Da werden Menschen dafür verurteilt, dass sie flüchten, statt die Übergangsprozesse mitzugestalten, am demokratischen Aufbruch und am Aufbau ihrer Länder mitzuwirken. Das ist nicht nur eine Anmaßung aus der wohlfeilen, sicheren Perspektive der ersten Welt, es ignoriert auch die Spezifik der Flüchtlinge in den Grenzregionen zwischen Libyen, Tunesien und Ägypten. Denn es sind eben nicht nur Libyer, Tunesier und Ägypter, die auf der Flucht aus diesem Gebiet sind. Im Gegenteil, es sind Flüchtlinge aus anderen afrikanischen Bürgerkriegsgebieten wie Somalia und Eritrea, aber auch Staaten im Nahen und Mittleren Osten, die auf ihrer Flucht notwendigerweise diese Regionen passieren.
Statt die durch das Zurückdrängen von Booten aus internationalen Gewässern in libysches Hoheitsgebiet stattgefundenen Verstöße der Regierung Berlusconi gegen die Europäische Menschenrechtskonvention zu verurteilen, wurde und wird über die Möglichkeiten, die Grenzen Europas dichtzumachen, räsoniert und erwogen, das Schengen-Abkommen außer Kraft zu setzen und Grenzkontrollen innerhalb Europas wieder einzuführen.  

Die bayerische Landesregierung zeigte sich empört, als angesichts der zunehmenden Flüchtlingsströme an die europäische Verantwortung appelliert wurde, und kündigte Grenzkontrollen an. Ja, auch die nur kurze Zeit zuvor erfolgte Ankündigung des CSU-Vorsitzenden Horst Seehofer, Deutschland bis zur letzten Patrone vor Zuwanderung in die deutschen Sozialsysteme schützen zu wollen, lässt sich von dieser Debatte um die Flüchtlinge in Nordafrika nicht trennen.  

Die allgemeine Untätigkeit in weiten Teilen der EU und in der BRD in Sachen Flüchtlingsaufnahme ist für DIE LINKE nicht hinnehmbar. Denn die allseits geäußerte Freude über die und das Lob der demokratischen Bestrebungen in den nordafrikanischen Staaten bleiben Lippenbekenntnisse, wenn denjenigen, die angesichts der humanitären Notlage in den Grenzregionen zwischen Libyen, Tunesien und Ägypten zur Flucht gezwungen sind, die Zuflucht und der vorübergehende Schutz in Europa verwehrt werden.

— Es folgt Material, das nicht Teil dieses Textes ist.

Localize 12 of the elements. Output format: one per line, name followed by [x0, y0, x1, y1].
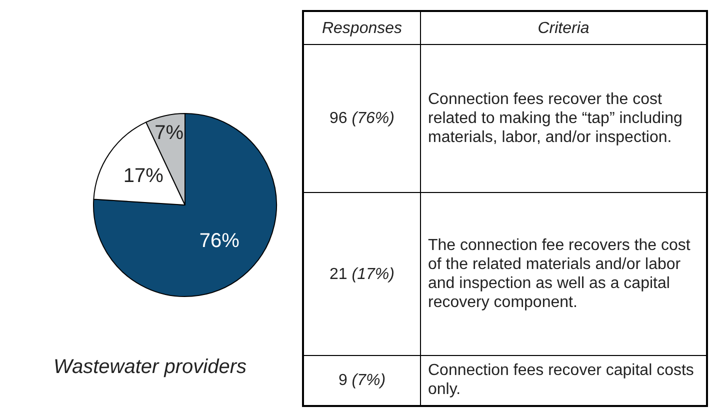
text: 9 (7%): [303, 356, 420, 406]
text: Wastewater providers: [52, 356, 248, 379]
text: 96 (76%): [303, 44, 420, 192]
text: Connection fees recover the cost related to making the “tap” including materials, labor, and/or inspection.: [420, 44, 707, 192]
text: The connection fee recovers the cost of the related materials and/or labor and inspection as well as a capital recovery component.: [420, 192, 707, 356]
text: Responses: [303, 11, 420, 44]
data-label: 76%: [199, 230, 240, 252]
text: 21 (17%): [303, 192, 420, 356]
text: Criteria: [420, 11, 707, 44]
data-label: 7%: [154, 122, 184, 144]
text: Connection fees recover capital costs only.: [420, 356, 707, 406]
data-label: 17%: [123, 165, 164, 188]
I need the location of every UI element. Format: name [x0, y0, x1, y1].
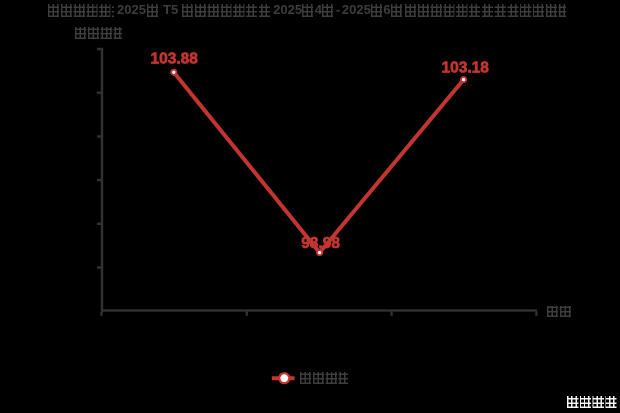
svg-text:103.18: 103.18: [441, 60, 489, 77]
svg-text:98.98: 98.98: [301, 235, 340, 252]
svg-text:103.88: 103.88: [150, 50, 198, 67]
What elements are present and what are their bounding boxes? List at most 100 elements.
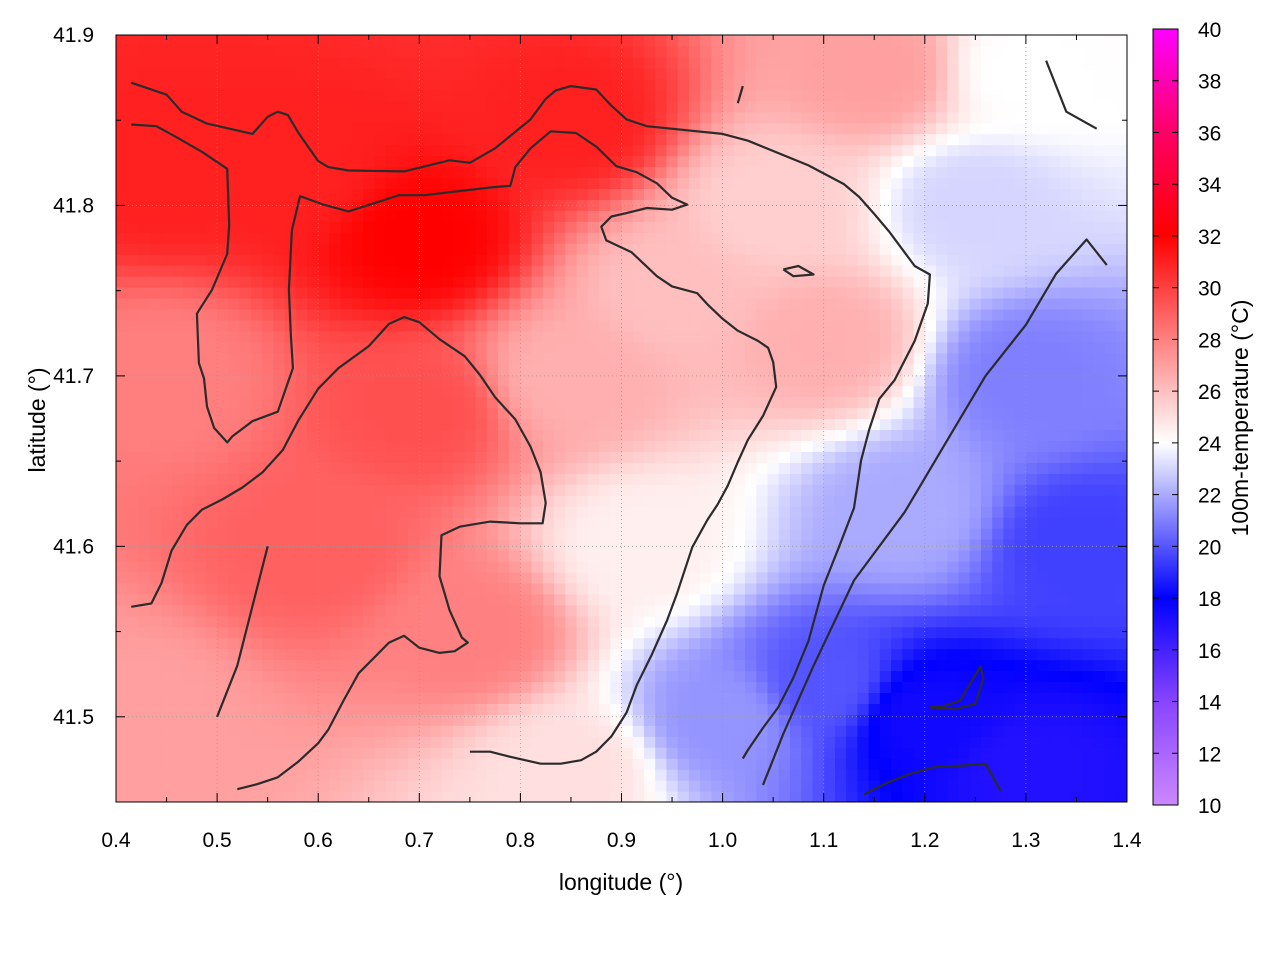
heatmap-cell [250,528,263,540]
heatmap-cell [778,210,791,222]
heatmap-cell [408,308,420,321]
heatmap-cell [453,45,465,58]
heatmap-cell [441,747,454,759]
heatmap-cell [183,177,196,189]
heatmap-cell [509,549,521,562]
heatmap-cell [834,495,847,507]
heatmap-cell [250,571,263,584]
heatmap-cell [520,615,533,628]
heatmap-cell [711,758,724,770]
heatmap-cell [587,714,600,726]
heatmap-cell [239,407,252,420]
heatmap-cell [677,385,690,398]
heatmap-cell [385,418,398,431]
heatmap-cell [116,374,128,387]
heatmap-cell [306,363,319,376]
heatmap-cell [127,155,140,168]
heatmap-cell [823,407,836,420]
heatmap-cell [599,67,611,80]
heatmap-cell [486,736,499,748]
heatmap-cell [351,451,364,463]
heatmap-cell [205,725,218,737]
heatmap-cell [396,199,409,211]
heatmap-cell [520,341,533,354]
heatmap-cell [767,429,780,442]
heatmap-cell [565,648,578,661]
heatmap-cell [643,407,656,420]
heatmap-cell [745,210,757,222]
heatmap-cell [464,341,477,354]
heatmap-cell [464,681,477,694]
heatmap-cell [655,780,668,792]
heatmap-cell [576,254,589,266]
heatmap-cell [655,582,668,595]
heatmap-cell [363,780,375,792]
heatmap-cell [711,560,724,573]
heatmap-cell [587,177,600,189]
heatmap-cell [565,35,578,47]
heatmap-cell [632,769,645,781]
heatmap-cell [396,692,409,704]
heatmap-cell [183,758,196,770]
heatmap-cell [812,363,825,376]
heatmap-cell [340,221,353,233]
heatmap-cell [396,35,409,47]
heatmap-cell [486,418,499,431]
heatmap-cell [486,506,499,518]
heatmap-cell [655,232,668,244]
heatmap-cell [194,407,207,420]
heatmap-cell [677,78,690,91]
heatmap-cell [700,396,712,409]
heatmap-cell [587,440,600,452]
heatmap-cell [497,615,510,628]
heatmap-cell [868,418,881,431]
heatmap-cell [666,539,679,551]
heatmap-cell [542,560,555,573]
heatmap-cell [160,133,173,146]
heatmap-cell [217,626,229,639]
heatmap-cell [531,560,544,573]
heatmap-cell [823,758,836,770]
heatmap-cell [677,725,690,737]
heatmap-cell [408,56,420,69]
heatmap-cell [778,188,791,200]
heatmap-cell [127,517,140,529]
heatmap-cell [273,363,286,376]
heatmap-cell [700,89,712,102]
heatmap-cell [239,670,252,683]
heatmap-cell [509,506,521,518]
heatmap-cell [767,265,780,277]
heatmap-cell [711,67,724,80]
heatmap-cell [801,758,814,770]
heatmap-cell [228,35,241,47]
heatmap-cell [868,56,881,69]
heatmap-cell [610,287,623,299]
heatmap-cell [262,45,274,58]
heatmap-cell [385,670,398,683]
heatmap-cell [879,199,892,211]
heatmap-cell [632,319,645,332]
heatmap-cell [834,418,847,431]
heatmap-cell [385,791,398,802]
heatmap-cell [138,736,151,748]
heatmap-cell [722,232,735,244]
heatmap-cell [273,243,286,255]
heatmap-cell [228,440,241,452]
heatmap-cell [351,363,364,376]
heatmap-cell [149,670,162,683]
heatmap-cell [610,769,623,781]
heatmap-cell [554,67,566,80]
heatmap-cell [408,78,420,91]
heatmap-cell [666,703,679,715]
heatmap-cell [497,111,510,124]
heatmap-cell [565,363,578,376]
heatmap-cell [745,637,757,650]
heatmap-cell [812,670,825,683]
heatmap-cell [183,769,196,781]
heatmap-cell [722,549,735,562]
heatmap-cell [812,462,825,474]
heatmap-cell [149,177,162,189]
heatmap-cell [318,758,331,770]
heatmap-cell [655,199,668,211]
heatmap-cell [419,473,432,485]
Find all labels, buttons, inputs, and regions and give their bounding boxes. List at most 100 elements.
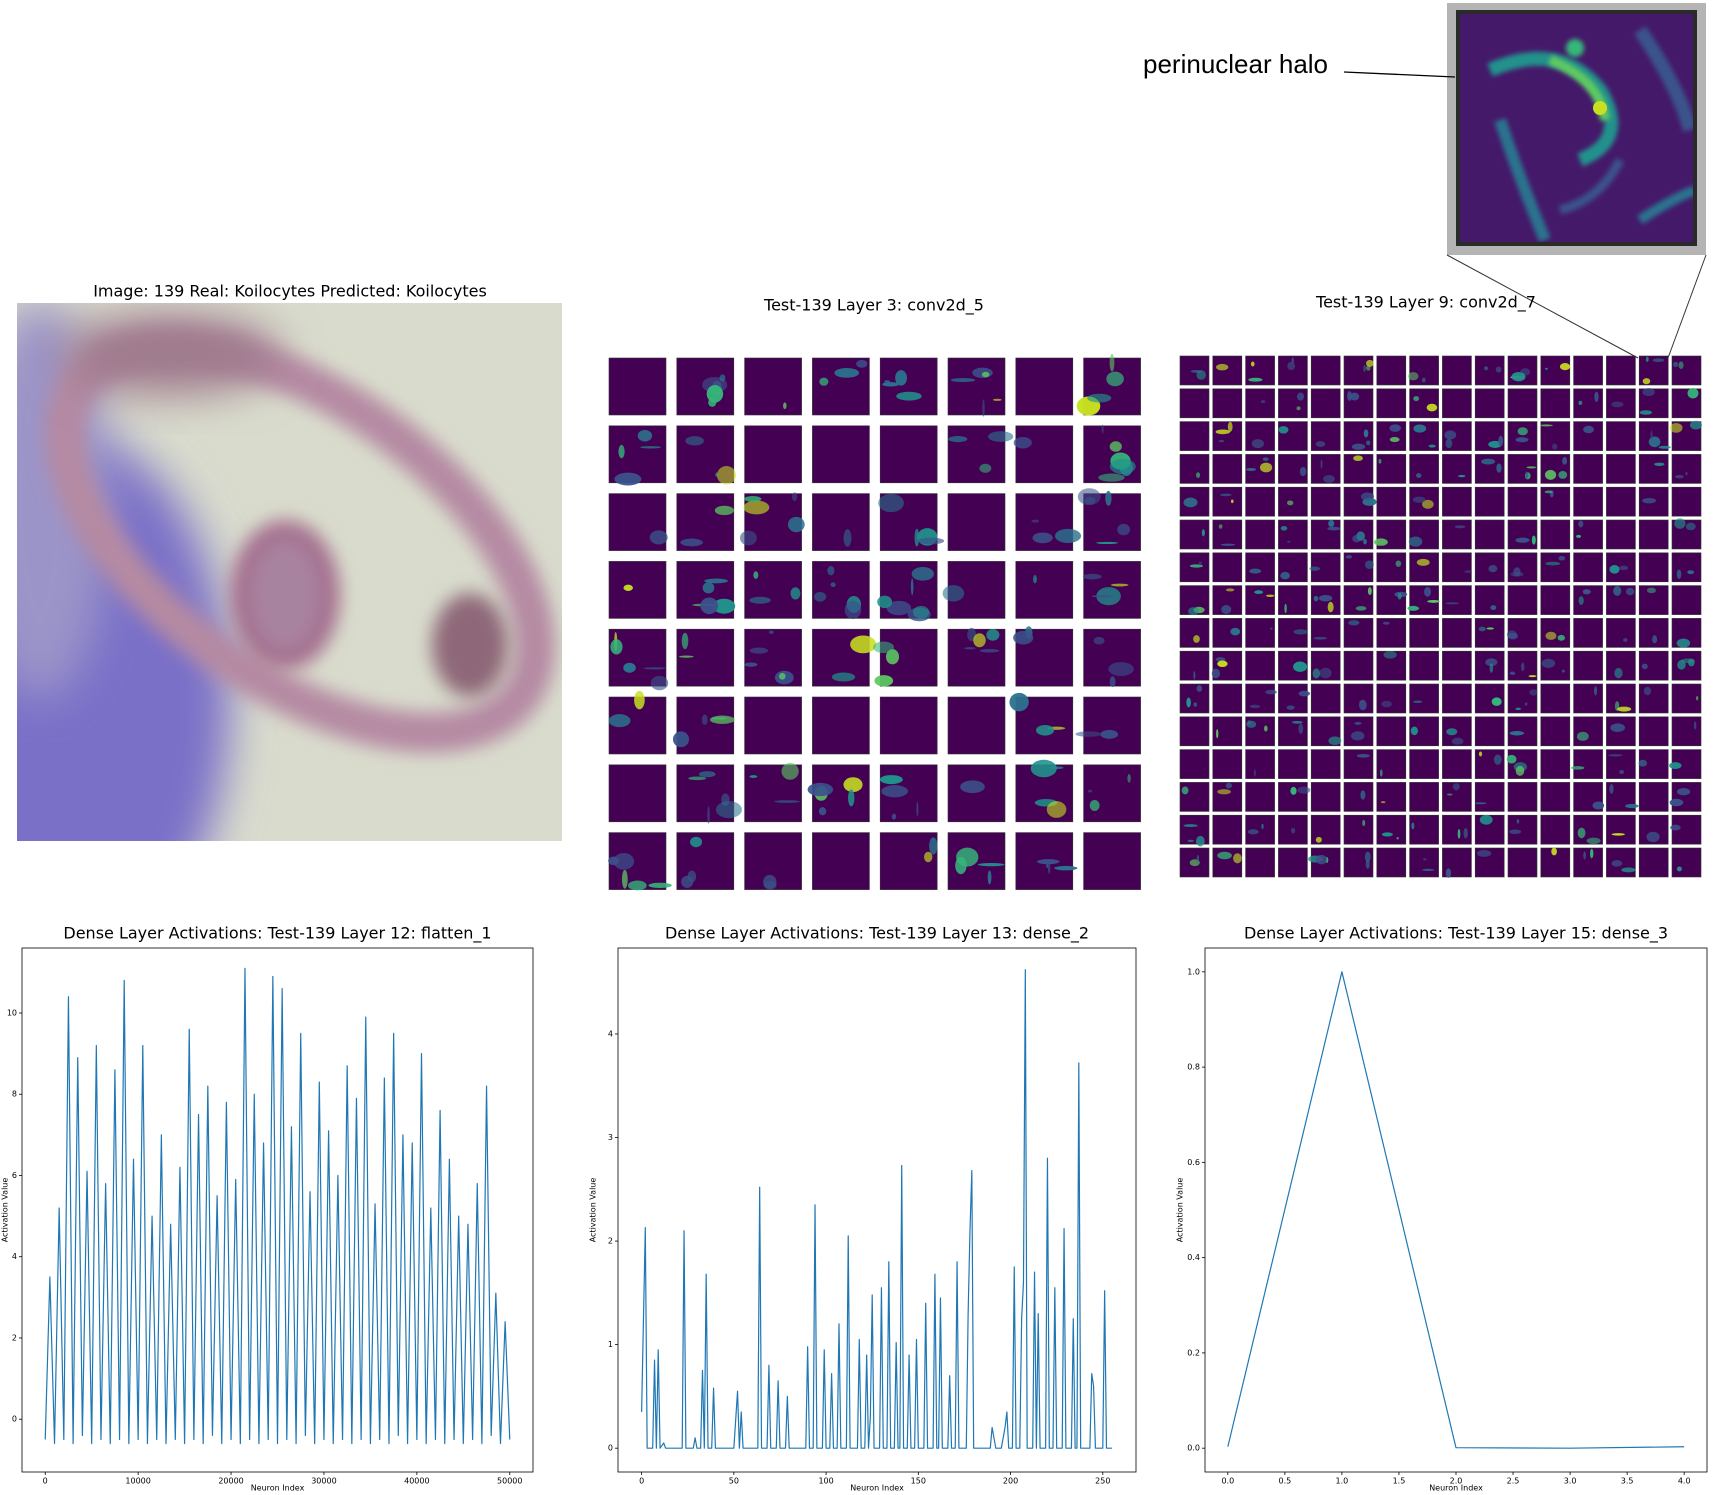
- feature-map: [1376, 749, 1407, 779]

Die BRD und mit ihr das Land Sachsen-Anhalt sind diesbezüglich nicht nur in einer humanitären Pflicht, sie sind auch in einer demokratischen, denn das Recht auf Asyl und Schutz sind grundlegende Werte der Demokratie. Wir sehen ganz klar die Bundesregierung in der Pflicht, dem Schicksal dieser Menschen nicht länger gleichgültig gegenüberzustehen und ihren sicheren Transit in die EU zu unterstützen. Das Land Sachsen-Anhalt sollte genau dies einfordern und kann zudem selbst einen Beitrag zum Schutz dieser Flüchtlinge leisten, indem es sich an der Aufnahme der vom UN-Flüchtlingshochkommissariat registrierten Flüchtlinge in Libyen beteiligt und in Abstimmung mit der Europäischen Union und selbstverständlich der Bundesregierung selbst Kapazitäten für die Aufnahme Schutzsuchender zur Verfügung stellt.

Ein solcher Beschluss dieses Hohen Hauses am heutigen Tage wäre angesichts der heute in Brüssel stattfindenden Aussprache der EU-Innenminister ein wichtiges Signal und entspräche bei Weitem nicht nur dem Willen meiner Fraktion. Das UN-Flüchtlingshochkommissariat appellierte erst gestern wieder an die europäische Gemeinschaft, Aufnahmeplätze für schutzbedürftige SubSahara-Flüchtlinge zur Verfügung zu stellen und für sie die Option der Neuansiedlung aus einem Erstzufluchtsland in einem Drittland, als derzeit einzige verbleibende Schutzalternative zu eröffnen. Vor allem aber wäre es ein Akt der Humanität.

In diesem Sinne geht es mit unserem Antrag in erster Linie um einen konkreten Beitrag Sachsen-Anhalts zum Schutz von Flüchtlingen aus Nordafrika. Zugleich geht es aber auch um Europas und damit auch Deutschlands Rückerlangung von Glaubwürdigkeit in Menschenrechtsfragen. Sachsen-Anhalt kann dazu heute einen Beitrag leisten. Und - dies will ich zuletzt auch bemerken - ein Sachsen-Anhalt, das sich seiner Verantwortung in Europa und in der Welt bewusst ist, würde der derzeit in Sachsen-Anhalt wie in allen Bundesländern stattfindenden Europawoche einen wahrhaft europäischen Charakter verleihen.